Common Sense on Food from the House of Commons Agricultural Committee

Blog by Dr. Maurice Moloney
Executive Director & CEO – GIFS

In a year characterized by so-called ‘post-truth’ in politics, fabricated news articles written by teenagers in Macedonia, and votes and plebiscites which confound the pollsters, it is comforting to see the year ending with Canada calmly leading the way on logical and scientifically informed policy.

I’m not talking about carbon pricing nor the legalization of marijuana. Both of these snatch the headlines, but all the evidence has not yet been weighed.

As 2016 came to a close in Canada, in a quiet committee room of the House of Commons, an all-party committee recommended that foods containing ingredients derived from GMOs need not be labelled. Their rationale for this is uncharacteristically apolitical and founded on good science.

Canada has the world’s most rational regulatory approach to evaluating and approving new food ingredients and products. It is based not on how the product was made, but on the properties of the product. In practice, this means that they aren’t worried about how genetic change occurred in a crop, but only what is changed in the final product.

By analogy to organic food, how much manure was used is not the issue. For the consumer the real question is how many dangerous microorganisms are found in the final product.

Evaluate the product carefully and you can guarantee the safety and nutritional status of the product for the consumer. That is the Canadian way, and it works.

Our cross-party Agriculture committee has taken this one logical step further, by saying if a product passes the rigorous scrutiny of the Canadian Food Inspection Agency and Health Canada, then there is no need for any special labelling. Labels on food products in Canada are for safety and nutrition. If there are no deviations from these standards then the means by which the food product was made should not be required to be added.

“Given that no risks to health have been identified for GM [genetically modified] foods approved in Canada, there are no particular labelling requirements… The Committee recommends that the government support the mandatory labelling system only for issues of food health and safety.”
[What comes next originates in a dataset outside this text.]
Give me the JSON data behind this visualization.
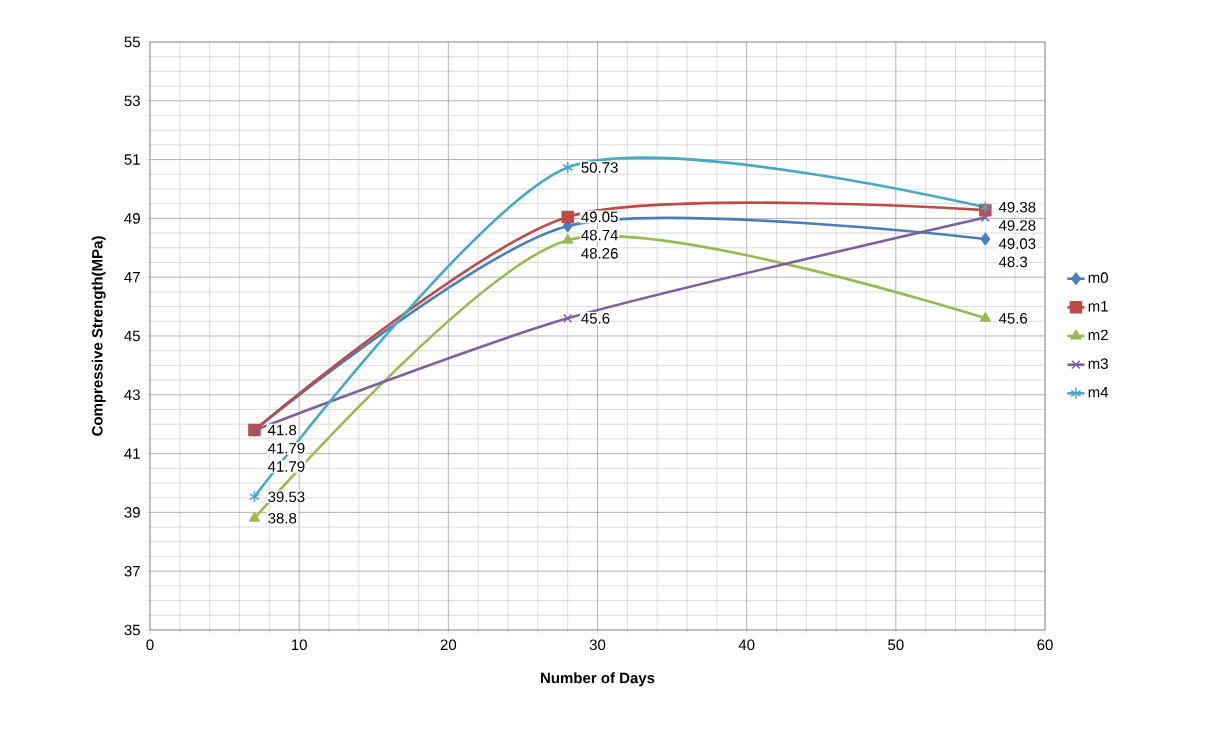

– House of Commons Agricultural Committee

“GM foods are becoming more common every day and are part of the regular diets of Canadians,” Health Canada said in May. “GM foods that have been approved by Health Canada have been consumed in Canada for many years, and are safe and nutritious.”

– Health Canada

This approach is both rational, simple, consistent and fair. It applies equally to organic, conventional and GMO-derived food products.

Food labelling is intended to be informative rather than used as a surreptitious marketing ploy. Keeping it simple and grounded in evidence ensures that the consumer can make choices that really do matter to them for nutritional purposes.

If the consumer has ideological preferences choosing organic may help them stay on the right ideological side of the fence. But it should be noted that in many independent studies there are no nutritional benefits to choosing organic. The consumer pays more essentially for an ideology, but not for better nutrition or safety.

The Agriculture Committee has got this one right and it would be great if we saw more of such rationality in other countries – especially EU member states, where the consumer cannot distinguish between safety and ideology when buying food.

Kudos to Canada’s parliamentarians, and a happy and healthy 2017 to one and all.